La marcha del próximo miércoles debería ser portada en todos los medios porque supone un feliz intento de ruptura con algunos de los armarios que siguen encorsetando a una ciudad en la que no es casual que hayan tenido tan poco arraigo las asociaciones LGTBI, salvo aquellas que en tiempos no tan remotos hicieron de su capa un sayo y se dedicaron a vivir de las subvenciones públicas. En pocas ciudades, como pasó en la nuestra, se inauguró por todo lo alto un festival de cine gay y lésbico y la alcaldesa, de izquierdas según rezaban los carteles electorales con los que se publicitó para ser votada, dejó vacío su palco del Gran Teatro. Algo que por cierto nunca habría hecho en un trofeo de dominó de las peñas ni mucho menos en el pregón de la Semana Santa. En una ciudad como la nuestra resulta muy complicado romper las inercias y no digamos abrir las ventanas.
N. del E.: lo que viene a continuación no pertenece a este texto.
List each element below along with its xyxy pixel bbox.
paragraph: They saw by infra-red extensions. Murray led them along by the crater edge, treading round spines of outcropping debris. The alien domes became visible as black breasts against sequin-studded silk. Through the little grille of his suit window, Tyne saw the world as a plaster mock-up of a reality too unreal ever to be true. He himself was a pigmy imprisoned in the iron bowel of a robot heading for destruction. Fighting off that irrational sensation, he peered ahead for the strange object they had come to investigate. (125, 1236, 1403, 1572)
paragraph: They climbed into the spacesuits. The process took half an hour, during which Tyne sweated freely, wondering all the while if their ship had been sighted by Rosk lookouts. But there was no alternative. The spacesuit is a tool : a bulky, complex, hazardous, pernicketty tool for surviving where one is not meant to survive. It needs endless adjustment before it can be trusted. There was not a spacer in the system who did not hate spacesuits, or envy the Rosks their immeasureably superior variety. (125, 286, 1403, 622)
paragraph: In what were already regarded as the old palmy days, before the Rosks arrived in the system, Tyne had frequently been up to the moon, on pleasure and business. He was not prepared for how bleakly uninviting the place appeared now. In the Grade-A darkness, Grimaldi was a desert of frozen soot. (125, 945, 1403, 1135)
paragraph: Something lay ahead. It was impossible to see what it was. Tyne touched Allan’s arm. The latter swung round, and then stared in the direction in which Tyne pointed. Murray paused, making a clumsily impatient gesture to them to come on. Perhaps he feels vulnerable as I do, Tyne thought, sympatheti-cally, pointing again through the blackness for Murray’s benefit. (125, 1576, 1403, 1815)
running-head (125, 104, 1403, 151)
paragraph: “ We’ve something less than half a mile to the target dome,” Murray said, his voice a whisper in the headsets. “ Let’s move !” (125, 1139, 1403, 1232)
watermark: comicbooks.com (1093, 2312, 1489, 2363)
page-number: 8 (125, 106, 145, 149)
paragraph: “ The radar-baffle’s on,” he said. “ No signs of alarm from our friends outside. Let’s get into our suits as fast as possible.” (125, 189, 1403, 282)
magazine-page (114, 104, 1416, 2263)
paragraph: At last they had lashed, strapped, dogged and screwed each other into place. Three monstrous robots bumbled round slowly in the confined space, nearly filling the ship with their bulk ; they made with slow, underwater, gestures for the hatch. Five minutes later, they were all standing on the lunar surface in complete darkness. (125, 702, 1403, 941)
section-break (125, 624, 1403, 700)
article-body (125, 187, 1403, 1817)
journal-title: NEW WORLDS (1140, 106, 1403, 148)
No es de extrañar, por tanto, que en la Córdoba de magnas marianas y de pastorales que incitan al odio y la discriminación, el Grindr se ponga al rojo vivo cada vez que empiezan a sonar las cornetas y tambores, como tampoco debería sorprendernos que todavía hoy algunos pongan el grito en el cielo cuando el reino de los chulos al que subió Ocaña y las pollas de Nazario ocuparon un espacio municipal. Y eso que muy cerca estaba presente, eterno, el nombre de Pepe Espaliú para recordarnos que no hay peor muerte que la que sufren los vivos que no son reconocidos como iguales.

Me temo que la Córdoba de hoy no difiere tanto como podríamos pensar de la que retratan los diarios de Bernier. Continuamos siendo una ciudad de cánticos que rozan lo sublime desde lo individual pero que son incapaces de generar sinfonías en las que quede claro de una vez por todas que en una democracia o cabemos todos o no cabe ni dios. Somos una ciudad de poetas, de músicos y de grandes mentes que, en muchos casos, no trascienden los minutos de un recital cosmopoético o las largas horas de noches blancas en las que todas y todos creemos vivir en el paraíso. El iluso paraíso de quien alucina por una sobredosis de flamenquines y guitarras.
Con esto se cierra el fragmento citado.